In Südeuropa, aber auch in den deutschsprachigen Ländern stehen Frauen mehr in einem Spannungsfeld: Junge Mütter mit Job gelten leicht als "Rabenmütter", solchen, die zu Hause bleiben, wirft man vor: "Die tun ja nichts."
Sinkende Fertilitätsrate
Lag die Fertilitätsrate hierzulande bis zur Jahrhunderte bei 4 und dann noch bis zum Ende der Monarchie über 3, so sank sie bis 1938 auf etwa 1,5. Nach einem "goldenen Zeitalter" der Familie in den sechziger Jahren des 20. Jahrhunderts, als noch einmal der Wert 3 erreicht wurde, ging die Zahl der Kinder pro Familie ständig zurück. Wir sind, so Christiane Pfeiffer, auf dem Weg zur "Bohnenstangenfamilie", die Generationen sind dünn besetzt, dafür leben jetzt mehr Generationen gleichzeitig.
Nur noch ein Kind
Die Soziologin sieht einen Trend zu nur noch einem Kind pro Familie. Man hat ein Kind, merkt, dass es nicht mehr so wie vorher läuft, und nimmt vom zweiten Kind, falls das noch geplant war, Abstand. Christiane Pfeiffer beobachtet "eine deutliche Polarisierung" von Familien- und Erwerbswelt: "Man verlangt ja heute von der Frau etwas fast Utopisches: Sie soll sich auf eine Ehe verlassen und Kinder betreuen, bekommt aber tagtäglich vor Augen geführt, wie instabil die Ehe ist. Man müsste es daher schaffen, in einer so stark individualisierten Gesellschaft, wie wir es momentan sind, jedem Menschen eine individuelle Absicherung zu geben - und zwar nicht nur über die Erwerbsarbeit. Wenn es nicht nur ein ,Verlustgeschäft für die Mutter ist, dann fällt es wieder leichter, sich für mehr Kinder zu entscheiden."

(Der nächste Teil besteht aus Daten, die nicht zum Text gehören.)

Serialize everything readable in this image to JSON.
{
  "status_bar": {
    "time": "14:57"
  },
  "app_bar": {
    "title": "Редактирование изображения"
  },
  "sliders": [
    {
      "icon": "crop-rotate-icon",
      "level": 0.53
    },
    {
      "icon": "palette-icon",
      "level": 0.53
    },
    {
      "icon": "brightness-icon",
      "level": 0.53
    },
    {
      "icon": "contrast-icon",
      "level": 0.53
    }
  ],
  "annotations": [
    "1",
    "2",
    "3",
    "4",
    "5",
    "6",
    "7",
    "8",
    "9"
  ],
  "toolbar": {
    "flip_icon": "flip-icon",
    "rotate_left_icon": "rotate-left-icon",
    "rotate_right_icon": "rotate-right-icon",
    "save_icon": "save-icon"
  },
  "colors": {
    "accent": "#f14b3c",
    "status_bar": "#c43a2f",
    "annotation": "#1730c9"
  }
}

Politik hat wenig Einfluss
Der Politik, vor allem rein finanziellen Maßnahmen, traut Christiane Pfeiffer nur wenig Einfluss auf die Geburtenentwicklung zu, eher funktioniere das über strukturelle Rahmenbedingungen. Für Menschen, die ohnehin Kinder wollen, können zwar Anreize gesetzt werden, den Kinderwunsch zu einem bestimmten Zeitpunkt zu realisieren, aber viele empfinden, dass Kinder ihrer "Karriereplanung" im Weg stehen. So wird auch die Lage auf dem Arbeitsmarkt wichtig. "Wenn die Situation im Beruf unbefriedigend wird, sind Kinder oft der Ausweg", weiß Pfeiffer und ergänzt: "Wir haben herausgefunden, dass Frauen, auf die dieser Mythos von Karriere zugetroffen hat und die sich gegen ein Kind entschieden haben, im nachhinein oft enttäuscht waren und sich rückblickend fragten: ,Was heißt das - ich habe Karriere gemacht?' "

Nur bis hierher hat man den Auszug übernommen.